The median household income in Jefferson Parish is $56,300.

Astronomical as they are, rate hikes may be insufficient, according to the latest Insurance Department report.

Citizens doubled its reinsurance coverage to $1.2 billion, but still “may not have adequate reinsurance to pay claims if a major hurricane occurs,” the report said.

A storm similar to Hurricane Ida “would cause approximately $2.4 billion in damage and exceed Citizens’ reinsurance coverage,” the report said.

If Louisiana Citizens cannot pay claims, it can charge insurance companies a surcharge equal to 10 percent of their total premiums.
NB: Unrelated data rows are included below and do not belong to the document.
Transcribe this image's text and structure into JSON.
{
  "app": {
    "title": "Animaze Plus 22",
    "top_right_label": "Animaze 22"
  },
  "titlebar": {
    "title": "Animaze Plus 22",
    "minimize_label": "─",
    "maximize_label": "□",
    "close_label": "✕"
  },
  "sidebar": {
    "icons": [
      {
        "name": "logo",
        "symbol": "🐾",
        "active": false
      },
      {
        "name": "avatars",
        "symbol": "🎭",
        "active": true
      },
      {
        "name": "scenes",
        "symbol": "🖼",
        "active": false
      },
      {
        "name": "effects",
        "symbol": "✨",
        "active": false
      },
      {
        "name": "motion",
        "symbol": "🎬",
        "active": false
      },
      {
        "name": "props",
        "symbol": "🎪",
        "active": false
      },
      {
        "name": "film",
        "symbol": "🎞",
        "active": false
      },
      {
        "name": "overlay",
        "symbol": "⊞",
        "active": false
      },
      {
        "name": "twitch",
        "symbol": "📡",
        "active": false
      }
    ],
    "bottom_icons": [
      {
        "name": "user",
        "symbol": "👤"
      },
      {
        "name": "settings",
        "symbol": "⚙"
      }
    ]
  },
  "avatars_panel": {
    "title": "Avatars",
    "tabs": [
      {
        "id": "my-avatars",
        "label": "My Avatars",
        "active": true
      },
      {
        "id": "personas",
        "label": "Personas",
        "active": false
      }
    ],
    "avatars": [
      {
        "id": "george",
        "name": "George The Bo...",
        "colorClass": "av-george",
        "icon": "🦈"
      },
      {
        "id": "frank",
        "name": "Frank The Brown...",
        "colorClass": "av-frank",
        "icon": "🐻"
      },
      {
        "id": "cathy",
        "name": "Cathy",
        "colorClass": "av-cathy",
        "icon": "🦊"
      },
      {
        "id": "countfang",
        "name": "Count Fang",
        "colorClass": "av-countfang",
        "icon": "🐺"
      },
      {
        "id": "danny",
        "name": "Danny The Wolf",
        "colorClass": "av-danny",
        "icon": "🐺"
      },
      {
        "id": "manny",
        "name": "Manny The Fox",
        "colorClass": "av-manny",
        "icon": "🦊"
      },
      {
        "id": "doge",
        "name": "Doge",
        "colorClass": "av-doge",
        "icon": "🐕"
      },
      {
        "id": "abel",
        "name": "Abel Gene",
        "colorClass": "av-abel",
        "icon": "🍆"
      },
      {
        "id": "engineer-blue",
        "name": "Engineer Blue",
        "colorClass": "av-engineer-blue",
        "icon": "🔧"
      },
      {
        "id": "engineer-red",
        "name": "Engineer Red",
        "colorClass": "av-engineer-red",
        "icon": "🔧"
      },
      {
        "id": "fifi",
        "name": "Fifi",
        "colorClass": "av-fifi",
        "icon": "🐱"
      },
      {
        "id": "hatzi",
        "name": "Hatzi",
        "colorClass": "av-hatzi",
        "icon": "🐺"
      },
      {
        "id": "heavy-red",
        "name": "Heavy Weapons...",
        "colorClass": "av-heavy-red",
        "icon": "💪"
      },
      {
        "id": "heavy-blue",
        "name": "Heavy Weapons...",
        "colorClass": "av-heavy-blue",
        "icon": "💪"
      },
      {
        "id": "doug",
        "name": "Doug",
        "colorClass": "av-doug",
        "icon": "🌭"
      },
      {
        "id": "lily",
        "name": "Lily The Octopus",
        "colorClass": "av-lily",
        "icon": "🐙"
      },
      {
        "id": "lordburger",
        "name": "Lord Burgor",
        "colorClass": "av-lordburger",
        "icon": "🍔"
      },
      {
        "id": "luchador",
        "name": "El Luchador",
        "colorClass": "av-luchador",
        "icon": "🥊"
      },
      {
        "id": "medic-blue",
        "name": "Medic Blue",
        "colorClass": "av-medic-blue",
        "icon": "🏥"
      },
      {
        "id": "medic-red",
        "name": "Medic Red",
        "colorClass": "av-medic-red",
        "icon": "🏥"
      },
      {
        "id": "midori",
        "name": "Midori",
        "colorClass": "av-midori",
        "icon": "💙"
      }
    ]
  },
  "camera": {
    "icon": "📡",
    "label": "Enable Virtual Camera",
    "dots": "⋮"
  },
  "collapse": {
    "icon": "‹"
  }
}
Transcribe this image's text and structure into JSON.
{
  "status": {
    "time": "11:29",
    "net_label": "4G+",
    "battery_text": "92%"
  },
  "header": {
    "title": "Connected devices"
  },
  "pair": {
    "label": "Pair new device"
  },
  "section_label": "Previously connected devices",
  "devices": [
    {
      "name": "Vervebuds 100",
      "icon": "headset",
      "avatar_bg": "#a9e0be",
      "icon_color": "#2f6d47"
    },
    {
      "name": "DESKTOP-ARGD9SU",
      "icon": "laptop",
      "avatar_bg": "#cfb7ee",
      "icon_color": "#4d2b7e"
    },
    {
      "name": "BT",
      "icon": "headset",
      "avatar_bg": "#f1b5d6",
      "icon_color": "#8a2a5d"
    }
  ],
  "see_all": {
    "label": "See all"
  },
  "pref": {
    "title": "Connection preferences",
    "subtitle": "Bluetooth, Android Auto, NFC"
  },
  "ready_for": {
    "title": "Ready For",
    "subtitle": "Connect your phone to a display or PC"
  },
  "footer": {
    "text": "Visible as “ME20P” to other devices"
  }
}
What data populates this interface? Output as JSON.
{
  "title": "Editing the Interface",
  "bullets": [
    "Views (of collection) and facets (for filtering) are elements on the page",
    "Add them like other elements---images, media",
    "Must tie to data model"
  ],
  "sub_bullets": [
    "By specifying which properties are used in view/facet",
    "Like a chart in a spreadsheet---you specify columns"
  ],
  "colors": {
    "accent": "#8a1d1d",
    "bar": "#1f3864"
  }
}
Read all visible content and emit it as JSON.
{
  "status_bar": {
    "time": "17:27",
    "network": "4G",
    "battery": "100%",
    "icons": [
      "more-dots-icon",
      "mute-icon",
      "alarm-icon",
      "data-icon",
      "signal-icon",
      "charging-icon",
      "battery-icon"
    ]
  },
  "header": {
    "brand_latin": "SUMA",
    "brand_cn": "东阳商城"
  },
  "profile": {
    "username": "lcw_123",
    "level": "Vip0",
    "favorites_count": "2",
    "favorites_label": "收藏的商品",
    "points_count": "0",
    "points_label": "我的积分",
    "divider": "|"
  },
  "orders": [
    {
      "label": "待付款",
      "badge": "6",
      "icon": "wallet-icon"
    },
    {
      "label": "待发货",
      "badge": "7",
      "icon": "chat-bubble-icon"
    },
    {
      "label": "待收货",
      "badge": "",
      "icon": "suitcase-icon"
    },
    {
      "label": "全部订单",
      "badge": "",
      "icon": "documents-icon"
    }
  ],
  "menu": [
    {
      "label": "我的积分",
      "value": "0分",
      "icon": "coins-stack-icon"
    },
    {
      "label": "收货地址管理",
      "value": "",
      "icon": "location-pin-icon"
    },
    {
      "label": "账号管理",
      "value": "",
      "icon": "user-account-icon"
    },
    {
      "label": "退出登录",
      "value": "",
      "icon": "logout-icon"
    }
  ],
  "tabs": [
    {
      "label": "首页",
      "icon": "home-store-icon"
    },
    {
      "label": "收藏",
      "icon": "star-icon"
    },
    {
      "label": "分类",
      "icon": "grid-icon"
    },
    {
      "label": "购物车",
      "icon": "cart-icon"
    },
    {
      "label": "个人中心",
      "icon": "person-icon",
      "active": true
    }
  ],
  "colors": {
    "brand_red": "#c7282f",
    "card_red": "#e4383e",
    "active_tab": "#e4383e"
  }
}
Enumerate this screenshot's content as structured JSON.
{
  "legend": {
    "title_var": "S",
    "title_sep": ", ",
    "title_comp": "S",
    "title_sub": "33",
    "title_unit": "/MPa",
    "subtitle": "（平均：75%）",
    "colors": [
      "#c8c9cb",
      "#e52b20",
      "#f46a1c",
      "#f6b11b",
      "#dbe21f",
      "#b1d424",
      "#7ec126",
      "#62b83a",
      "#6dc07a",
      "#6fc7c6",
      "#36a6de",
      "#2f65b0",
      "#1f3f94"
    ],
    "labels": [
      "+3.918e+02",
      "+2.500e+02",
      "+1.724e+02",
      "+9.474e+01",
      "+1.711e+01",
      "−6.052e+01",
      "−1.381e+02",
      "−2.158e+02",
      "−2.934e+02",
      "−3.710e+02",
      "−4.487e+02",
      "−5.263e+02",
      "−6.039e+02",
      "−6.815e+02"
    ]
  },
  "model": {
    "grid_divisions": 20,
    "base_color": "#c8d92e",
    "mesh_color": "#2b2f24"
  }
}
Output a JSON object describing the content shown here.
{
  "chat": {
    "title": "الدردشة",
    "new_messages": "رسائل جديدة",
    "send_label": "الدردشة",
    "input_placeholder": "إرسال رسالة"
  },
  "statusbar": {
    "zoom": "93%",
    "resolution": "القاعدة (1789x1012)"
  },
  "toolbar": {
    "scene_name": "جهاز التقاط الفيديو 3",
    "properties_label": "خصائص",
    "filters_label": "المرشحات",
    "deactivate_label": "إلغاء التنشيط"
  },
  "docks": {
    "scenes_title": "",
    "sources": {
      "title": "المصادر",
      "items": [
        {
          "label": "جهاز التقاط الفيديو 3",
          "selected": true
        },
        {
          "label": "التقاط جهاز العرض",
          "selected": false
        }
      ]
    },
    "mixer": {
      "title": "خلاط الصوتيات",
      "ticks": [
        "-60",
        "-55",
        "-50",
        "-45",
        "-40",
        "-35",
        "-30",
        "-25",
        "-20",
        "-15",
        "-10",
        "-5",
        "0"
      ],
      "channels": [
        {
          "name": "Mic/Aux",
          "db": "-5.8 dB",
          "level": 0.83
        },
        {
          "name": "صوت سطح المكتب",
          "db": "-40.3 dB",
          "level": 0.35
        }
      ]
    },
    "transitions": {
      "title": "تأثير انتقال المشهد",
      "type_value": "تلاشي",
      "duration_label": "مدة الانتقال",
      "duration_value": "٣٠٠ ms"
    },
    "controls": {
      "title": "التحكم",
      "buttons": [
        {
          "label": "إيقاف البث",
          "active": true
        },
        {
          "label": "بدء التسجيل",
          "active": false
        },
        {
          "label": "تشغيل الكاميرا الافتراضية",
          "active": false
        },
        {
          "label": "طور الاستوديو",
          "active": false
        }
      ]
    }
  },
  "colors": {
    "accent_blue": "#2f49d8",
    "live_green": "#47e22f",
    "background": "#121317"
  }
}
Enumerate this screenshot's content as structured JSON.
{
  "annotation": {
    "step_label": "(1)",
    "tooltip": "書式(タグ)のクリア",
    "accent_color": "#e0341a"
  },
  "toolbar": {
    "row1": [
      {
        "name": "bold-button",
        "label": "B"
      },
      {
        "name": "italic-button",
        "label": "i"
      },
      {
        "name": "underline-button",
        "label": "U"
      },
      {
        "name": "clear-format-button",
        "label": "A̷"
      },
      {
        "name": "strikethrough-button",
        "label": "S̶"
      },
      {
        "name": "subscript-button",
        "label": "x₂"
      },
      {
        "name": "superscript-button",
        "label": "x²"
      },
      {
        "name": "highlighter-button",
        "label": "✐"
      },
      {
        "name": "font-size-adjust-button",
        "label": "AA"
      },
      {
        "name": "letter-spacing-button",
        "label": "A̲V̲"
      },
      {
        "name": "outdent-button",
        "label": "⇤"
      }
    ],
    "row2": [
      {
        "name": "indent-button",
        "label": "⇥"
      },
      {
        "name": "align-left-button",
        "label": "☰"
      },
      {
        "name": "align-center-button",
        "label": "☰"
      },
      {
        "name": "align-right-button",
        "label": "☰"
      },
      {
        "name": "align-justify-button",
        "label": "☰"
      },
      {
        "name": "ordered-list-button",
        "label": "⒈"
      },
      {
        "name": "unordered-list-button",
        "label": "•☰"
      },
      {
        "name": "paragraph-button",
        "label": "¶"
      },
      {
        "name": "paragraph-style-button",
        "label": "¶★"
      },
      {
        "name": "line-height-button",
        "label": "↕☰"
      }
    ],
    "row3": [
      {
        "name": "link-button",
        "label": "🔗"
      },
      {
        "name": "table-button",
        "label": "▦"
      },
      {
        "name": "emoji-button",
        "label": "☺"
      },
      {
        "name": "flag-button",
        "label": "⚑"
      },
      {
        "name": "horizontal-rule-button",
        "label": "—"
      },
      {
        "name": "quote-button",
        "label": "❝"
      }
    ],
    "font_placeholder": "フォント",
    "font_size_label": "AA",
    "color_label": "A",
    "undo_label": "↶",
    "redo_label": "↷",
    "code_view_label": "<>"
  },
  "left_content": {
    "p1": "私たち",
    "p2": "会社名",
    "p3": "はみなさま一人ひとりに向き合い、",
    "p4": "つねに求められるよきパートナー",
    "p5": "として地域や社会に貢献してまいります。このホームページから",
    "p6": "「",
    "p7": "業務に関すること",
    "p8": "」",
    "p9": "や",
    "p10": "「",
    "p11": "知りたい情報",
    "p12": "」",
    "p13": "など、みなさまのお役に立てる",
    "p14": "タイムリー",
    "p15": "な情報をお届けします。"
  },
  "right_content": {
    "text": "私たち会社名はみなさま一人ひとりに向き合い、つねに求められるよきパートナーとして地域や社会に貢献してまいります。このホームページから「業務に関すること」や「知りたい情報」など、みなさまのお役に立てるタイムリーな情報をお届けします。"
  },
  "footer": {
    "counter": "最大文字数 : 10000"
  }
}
Insurers can pass the assessment on to policyholders.

Martin Grace, risk and insurance expert at Temple University, said reinsurance costs are rising around the world because reinsurance companies operate globally and face unprecedented losses from natural catastrophes.

“There’s all these different requirements for reinsurance, and the money goes to the highest bidder,” Grace said. “The areas with the highest risk will drive up reinsurance prices.”

Albright of Insurance Agents Group said the result was that “coastal homeowners” [insurance] Companies cannot get as much reinsurance as they need.”

Rate hikes by Louisiana Citizens and private insurers are causing homeowners to gamble by scaling back coverage so they can afford insurance.

“Some people just write their coverage with no wind [damage], take the risk and rebuild at their own expense if they have to, or seek government assistance,” Albright said. “There’s a problem across the country that people are underinsured.”

Louisiana and Florida are unique in having statewide insurance crises. California is also facing rising rates and lower availability, but only in areas prone to wildfires.

In Texas, where Hurricane Harvey caused more than $100 billion in damage in 2017, much of the damage was due to flooding, Grace said. Homeowners insurance typically doesn’t pay for flood damage, which is covered by separate insurance policies usually underwritten by the Federal Emergency Management Agency.

Albright said Louisiana and other coastal states could face an insurance catastrophe if hurricanes continue to wreak havoc.

“If South Carolina gets beaten two or three times, they’re going to have a problem in the end, just like we have a problem,” Albright said.